There are several algorithms as follows

  • Message Digest (MD) : Message Digest

  • Secure Hash Algorithm (SHA) : indicates the Secure Hash

  • Message Authentication Code (MAC) : indicates the Message Authentication Code

1. MD series

MD2, MD4, and MD5 are commonly used

If you use Java's built-in API, you need more than 10 lines to implement md5 algorithm

// Do MD5 for data, parameters support string, byte data, input stream
String md5 = DigestUtils.md5Hex("Test");
Copy the code

2. SHA series

The SHA series includes SHA-1, SHA-224, SHA-256, SHA-384, SHA-512, SHA3-224, SHA3-256, SHA3-384, and SHA3-512. At present, for the sake of safety, the general choice is more than 256, and the recommendation is more than 384. Of course, the longer the summary is, the longer the calculation time is.

// Parameter support string, byte data, input stream
String sha1 = DigestUtils.sha1Hex("Test");
String sha256 = DigestUtils.sha256Hex("Test");
String sha384 = DigestUtils.sha384Hex("Test");
String sha512 = DigestUtils.sha512Hex("Test");
String sha3_256 = DigestUtils.sha3_256Hex("Test");
String sha3_384 = DigestUtils.sha3_384Hex("Test");
String sha3_512 = DigestUtils.sha3_512Hex("Test");
Copy the code

3. The HMAC series

The Keyed-hash Message Authentication Code (HMAC) series is the Hash algorithm containing the key, and includes the MD and SHA series of Message digest algorithms. Fusion MD, SHA:

MD series: HMacMD2, HMacMD4, HMacMD5

SHA series: HMacSHA1, HMacSHA224, HMacSHA256, HMacSHA38

HMacSHA512,

String key = "asdf3234asdf3234asdf3234asdf3234";
String valueToDigest = "Test data"// The valueToDigest parameter supports byte data, streams, files, etc
// Make hMAC-MD5 digest
String hmacMd5 = new HmacUtils(HmacAlgorithms.HMAC_MD5, key).hmacHex(valueToDigest);
// Make hMAC-SHA digest
String hmacSha256 = new HmacUtils(HmacAlgorithms.HMAC_SHA_256, key).hmacHex(valueToDigest);
String hmacSha384 = new HmacUtils(HmacAlgorithms.HMAC_SHA_384, key).hmacHex(valueToDigest);
String hmacSha512 = new HmacUtils(HmacAlgorithms.HMAC_SHA_512, key).hmacHex(valueToDigest);
Copy the code

4. The command line

The COdec package also provides an entry point to the command line summary algorithm.

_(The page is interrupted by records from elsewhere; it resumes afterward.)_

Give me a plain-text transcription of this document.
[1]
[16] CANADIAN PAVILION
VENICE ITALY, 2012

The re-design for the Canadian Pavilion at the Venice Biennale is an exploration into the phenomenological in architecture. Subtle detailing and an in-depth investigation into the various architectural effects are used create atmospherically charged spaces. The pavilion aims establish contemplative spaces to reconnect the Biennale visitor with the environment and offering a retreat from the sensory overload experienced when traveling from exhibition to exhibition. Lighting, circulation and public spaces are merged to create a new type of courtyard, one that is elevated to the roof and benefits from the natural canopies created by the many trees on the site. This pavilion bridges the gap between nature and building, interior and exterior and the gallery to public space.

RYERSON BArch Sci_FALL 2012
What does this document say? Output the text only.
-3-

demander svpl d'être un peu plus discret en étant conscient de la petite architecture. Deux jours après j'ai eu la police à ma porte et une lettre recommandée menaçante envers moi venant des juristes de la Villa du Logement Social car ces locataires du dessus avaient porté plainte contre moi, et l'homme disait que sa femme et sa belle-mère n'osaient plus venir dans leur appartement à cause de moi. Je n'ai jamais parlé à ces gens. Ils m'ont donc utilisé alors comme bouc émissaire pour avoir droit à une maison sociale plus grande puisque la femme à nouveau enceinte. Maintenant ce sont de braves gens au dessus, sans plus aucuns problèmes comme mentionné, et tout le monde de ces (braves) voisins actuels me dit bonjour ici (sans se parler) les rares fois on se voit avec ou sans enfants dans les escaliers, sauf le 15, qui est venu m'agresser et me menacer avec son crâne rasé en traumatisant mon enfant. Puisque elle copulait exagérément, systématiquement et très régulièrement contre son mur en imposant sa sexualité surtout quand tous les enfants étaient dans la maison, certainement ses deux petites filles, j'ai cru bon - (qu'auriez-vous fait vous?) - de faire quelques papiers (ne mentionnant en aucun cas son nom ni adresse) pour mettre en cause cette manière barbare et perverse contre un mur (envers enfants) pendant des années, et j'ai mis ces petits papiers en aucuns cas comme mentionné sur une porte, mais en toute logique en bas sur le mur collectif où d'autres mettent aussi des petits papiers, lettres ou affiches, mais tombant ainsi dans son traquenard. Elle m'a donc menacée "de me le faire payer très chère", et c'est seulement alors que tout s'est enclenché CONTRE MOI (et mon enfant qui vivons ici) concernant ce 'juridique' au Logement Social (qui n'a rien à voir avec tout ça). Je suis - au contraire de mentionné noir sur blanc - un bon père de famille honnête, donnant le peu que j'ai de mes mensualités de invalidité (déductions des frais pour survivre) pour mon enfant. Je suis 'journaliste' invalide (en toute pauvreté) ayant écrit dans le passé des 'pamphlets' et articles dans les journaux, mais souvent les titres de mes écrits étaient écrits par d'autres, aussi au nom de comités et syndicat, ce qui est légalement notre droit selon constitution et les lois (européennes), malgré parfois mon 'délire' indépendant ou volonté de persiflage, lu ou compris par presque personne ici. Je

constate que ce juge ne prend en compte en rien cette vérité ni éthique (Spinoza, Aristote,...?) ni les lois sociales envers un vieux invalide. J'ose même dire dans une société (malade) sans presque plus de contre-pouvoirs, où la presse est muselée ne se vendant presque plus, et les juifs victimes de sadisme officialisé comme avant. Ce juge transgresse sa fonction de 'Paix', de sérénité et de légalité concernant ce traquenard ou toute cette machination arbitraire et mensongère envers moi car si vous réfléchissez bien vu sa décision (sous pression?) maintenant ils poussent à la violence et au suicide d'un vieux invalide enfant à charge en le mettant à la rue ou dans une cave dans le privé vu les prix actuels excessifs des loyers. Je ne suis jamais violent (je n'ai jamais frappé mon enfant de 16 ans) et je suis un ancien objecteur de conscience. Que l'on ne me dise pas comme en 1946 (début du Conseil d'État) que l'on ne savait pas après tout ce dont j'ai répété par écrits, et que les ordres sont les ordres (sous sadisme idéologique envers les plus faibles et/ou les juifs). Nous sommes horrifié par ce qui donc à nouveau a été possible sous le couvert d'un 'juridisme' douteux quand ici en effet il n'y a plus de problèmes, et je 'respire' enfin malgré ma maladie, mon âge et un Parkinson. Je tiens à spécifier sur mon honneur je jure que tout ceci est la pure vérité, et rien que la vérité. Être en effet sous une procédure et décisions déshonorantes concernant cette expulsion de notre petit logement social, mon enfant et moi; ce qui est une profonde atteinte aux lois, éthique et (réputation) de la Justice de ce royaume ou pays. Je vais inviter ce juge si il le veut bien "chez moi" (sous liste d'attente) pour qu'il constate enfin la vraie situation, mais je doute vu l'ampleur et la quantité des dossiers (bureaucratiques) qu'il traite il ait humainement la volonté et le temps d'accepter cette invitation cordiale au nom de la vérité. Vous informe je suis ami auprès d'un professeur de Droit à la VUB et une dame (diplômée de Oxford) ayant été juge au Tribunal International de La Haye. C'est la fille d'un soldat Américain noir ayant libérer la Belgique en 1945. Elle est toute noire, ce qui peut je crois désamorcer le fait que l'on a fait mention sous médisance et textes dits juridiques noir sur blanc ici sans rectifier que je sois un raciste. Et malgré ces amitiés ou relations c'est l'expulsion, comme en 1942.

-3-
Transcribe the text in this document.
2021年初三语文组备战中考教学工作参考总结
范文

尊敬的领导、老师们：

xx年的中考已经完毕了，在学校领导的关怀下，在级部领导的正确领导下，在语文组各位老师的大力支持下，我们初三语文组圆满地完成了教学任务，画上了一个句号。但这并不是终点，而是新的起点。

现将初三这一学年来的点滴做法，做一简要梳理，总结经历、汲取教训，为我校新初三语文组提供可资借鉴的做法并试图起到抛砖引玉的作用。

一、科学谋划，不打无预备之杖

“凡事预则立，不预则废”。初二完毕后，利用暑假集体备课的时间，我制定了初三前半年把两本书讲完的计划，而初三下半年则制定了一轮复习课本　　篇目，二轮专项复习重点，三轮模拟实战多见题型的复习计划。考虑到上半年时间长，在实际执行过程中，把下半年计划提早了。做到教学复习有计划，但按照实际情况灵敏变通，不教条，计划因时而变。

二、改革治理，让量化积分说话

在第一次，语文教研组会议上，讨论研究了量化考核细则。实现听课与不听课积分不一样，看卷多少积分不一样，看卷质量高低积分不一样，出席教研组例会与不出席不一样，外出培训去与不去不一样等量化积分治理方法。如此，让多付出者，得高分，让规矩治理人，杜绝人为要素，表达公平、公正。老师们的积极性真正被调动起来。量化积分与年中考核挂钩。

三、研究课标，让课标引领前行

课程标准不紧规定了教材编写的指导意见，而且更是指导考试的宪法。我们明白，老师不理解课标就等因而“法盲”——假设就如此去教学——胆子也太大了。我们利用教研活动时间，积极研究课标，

java -cp ./commons-codec-1.15.jar org.apache.commons.codec.cli.Digest MD5 123
Copy the code

05. Conclusion

In addition to the tool classes described above, there are other less commonly used and I will not do much to introduce. Interested can browse the source code research.

I look forward to your attention as I continue to introduce you to other useful utility libraries in The Commons section.